Kendimizi tanıdıkça birçok şey netleşir. Güçlü ve zayıf yönlerimizi, korkularımızı, ilgi alanlarımızı, yeteneklerimizi ve sınırlarımızı biliyor olmamız kendimizi daha derinden anlamamıza fayda sağlar. İnsanların kendilerini keşfetmesi genel olarak üniversite yıllarında mümkün olur. Bunun yanında insanın kendini keşfetmesi ve tanıma süreci, spor sayesinde çok daha erken zamanlarda başlayabilir. Bu nedenle çocukların uygun bir spor dalına yönelmesini sağlamak, onların kendini tanıma sürecini kısaltacaktır.

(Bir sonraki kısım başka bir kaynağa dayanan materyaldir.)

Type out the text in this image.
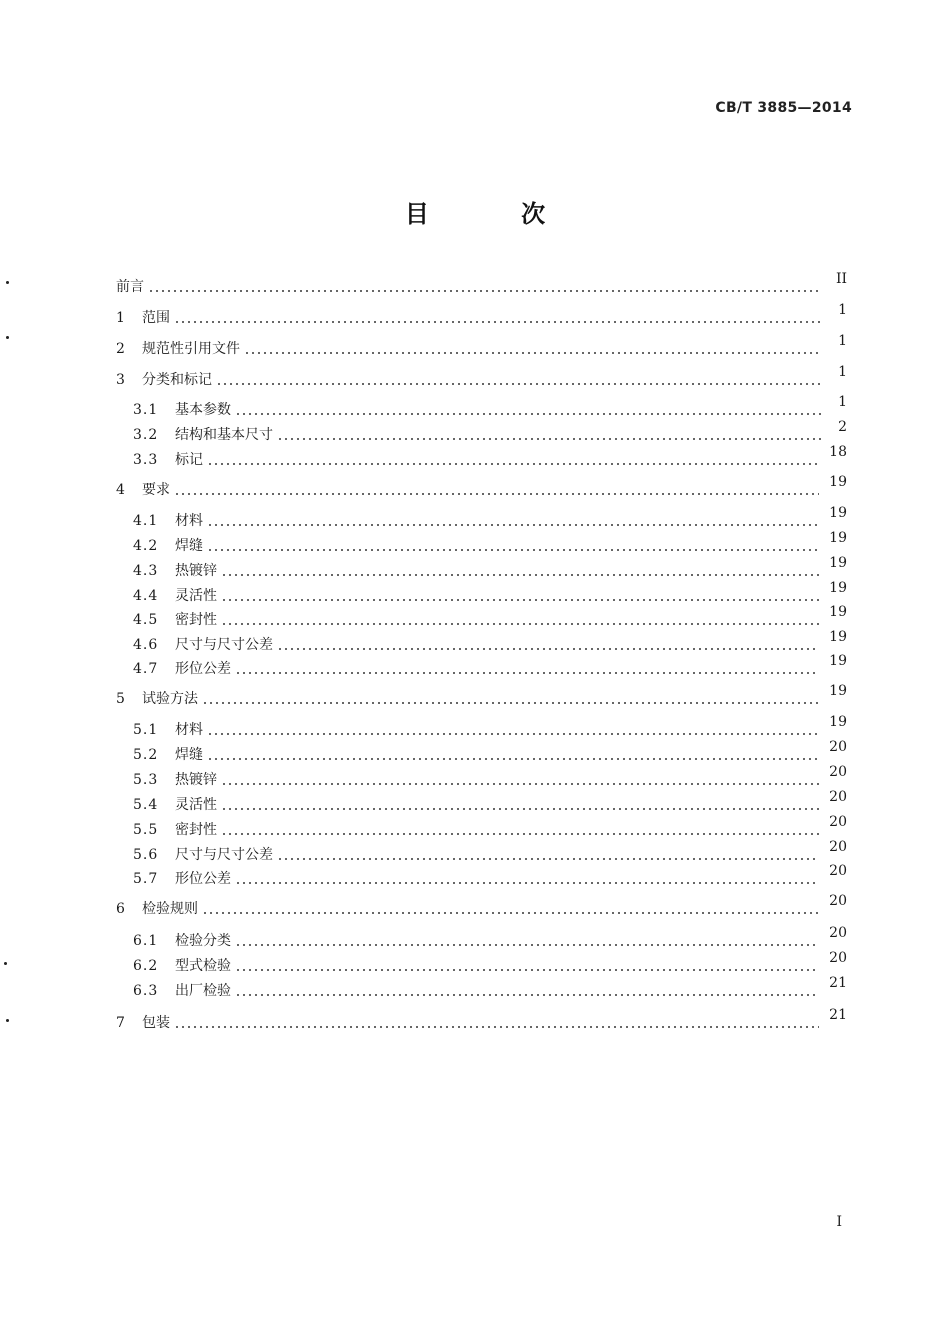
CB/T 3885—2014
目 次
前言	II
1	范围	1
2	规范性引用文件	1
3	分类和标记	1
3.1	基本参数	1
3.2	结构和基本尺寸	2
3.3	标记	18
4	要求	19
4.1	材料	19
4.2	焊缝	19
4.3	热镀锌	19
4.4	灵活性	19
4.5	密封性	19
4.6	尺寸与尺寸公差	19
4.7	形位公差	19
5	试验方法	19
5.1	材料	19
5.2	焊缝	20
5.3	热镀锌	20
5.4	灵活性	20
5.5	密封性	20
5.6	尺寸与尺寸公差	20
5.7	形位公差	20
6	检验规则	20
6.1	检验分类	20
6.2	型式检验	20
6.3	出厂检验	21
7	包装	21
I
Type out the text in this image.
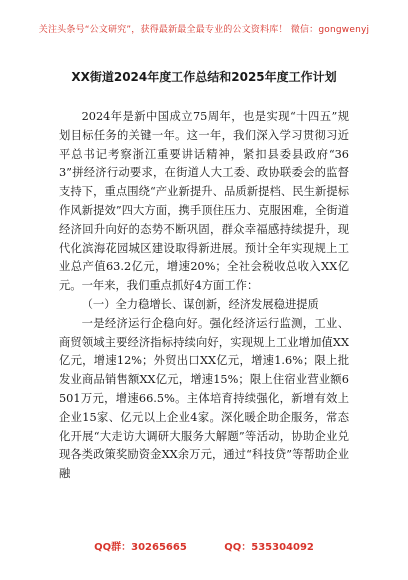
关注头条号“公文研究”，获得最新最全最专业的公文资料库！ 微信：gongwenyj
XX街道2024年度工作总结和2025年度工作计划

2024年是新中国成立75周年，也是实现“十四五”规划目标任务的关键一年。这一年，我们深入学习贯彻习近平总书记考察浙江重要讲话精神，紧扣县委县政府“363”拼经济行动要求，在街道人大工委、政协联委会的监督支持下，重点围绕“产业新提升、品质新提档、民生新提标作风新提效”四大方面，携手顶住压力、克服困难，全街道经济回升向好的态势不断巩固，群众幸福感持续提升，现代化滨海花园城区建设取得新进展。预计全年实现规上工业总产值63.2亿元，增速20%；全社会税收总收入XX亿元。一年来，我们重点抓好4方面工作：

（一）全力稳增长、谋创新，经济发展稳进提质

一是经济运行企稳向好。强化经济运行监测，工业、商贸领域主要经济指标持续向好，实现规上工业增加值XX亿元，增速12%；外贸出口XX亿元，增速1.6%；限上批发业商品销售额XX亿元，增速15%；限上住宿业营业额6501万元，增速66.5%。主体培育持续强化，新增有效上企业15家、亿元以上企业4家。深化暖企助企服务，常态化开展“大走访大调研大服务大解题”等活动，协助企业兑现各类政策奖励资金XX余万元，通过“科技贷”等帮助企业融

QQ群：30265665	QQ：535304092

Gerek antrenmanlarda, gerekse müsabakalarda sporcular bir takım işaretler alır. Bu işaretler sayesinde sporcu güçlü yanlarını keşfeder ve daha iyiye doğru gitmek için çabalar. Zayıf yönlerinin de farkına varır, nasıl üstesinden geleceğinin planlarını yapar. Daha önce belki de hiç karşılaşmadığı korkuları gün yüzüne çıkar ve onlarla yüzleşmek zorunda kalır. İlgi alanlarına yönelik farkındalık gelişmeye başlar, ileride okuyacağı bölümü belirleme ve meslek seçimi gibi konularda daha doğru tercihler yapma olasılığı artmış olur. Zihinsel veya fiziksel yetenekler kendini belli etmeye başlar, bu sayede yine eğitim ve mesleki yönelimler kolaylaşmış olur. Gücümüzü, hızımızı ve dayanıklılığımızı test ederek sınırlarımızı biliyor oluruz. Sınırlarımızı biliyor olmak, aynı zamanda ne zaman duracağımızı da biliyor olmaktır.
Antrenörün gözlemleri, çocuğun kendini tanıma sürecinde oldukça faydalı olacak ve süreci daha da kısaltacaktır. Çocuğun kendisiyle ilgili özellikler netleştikçe, bu bilgiler tüm yaşamı boyunca ona kolaylıklar sağlayacaktır.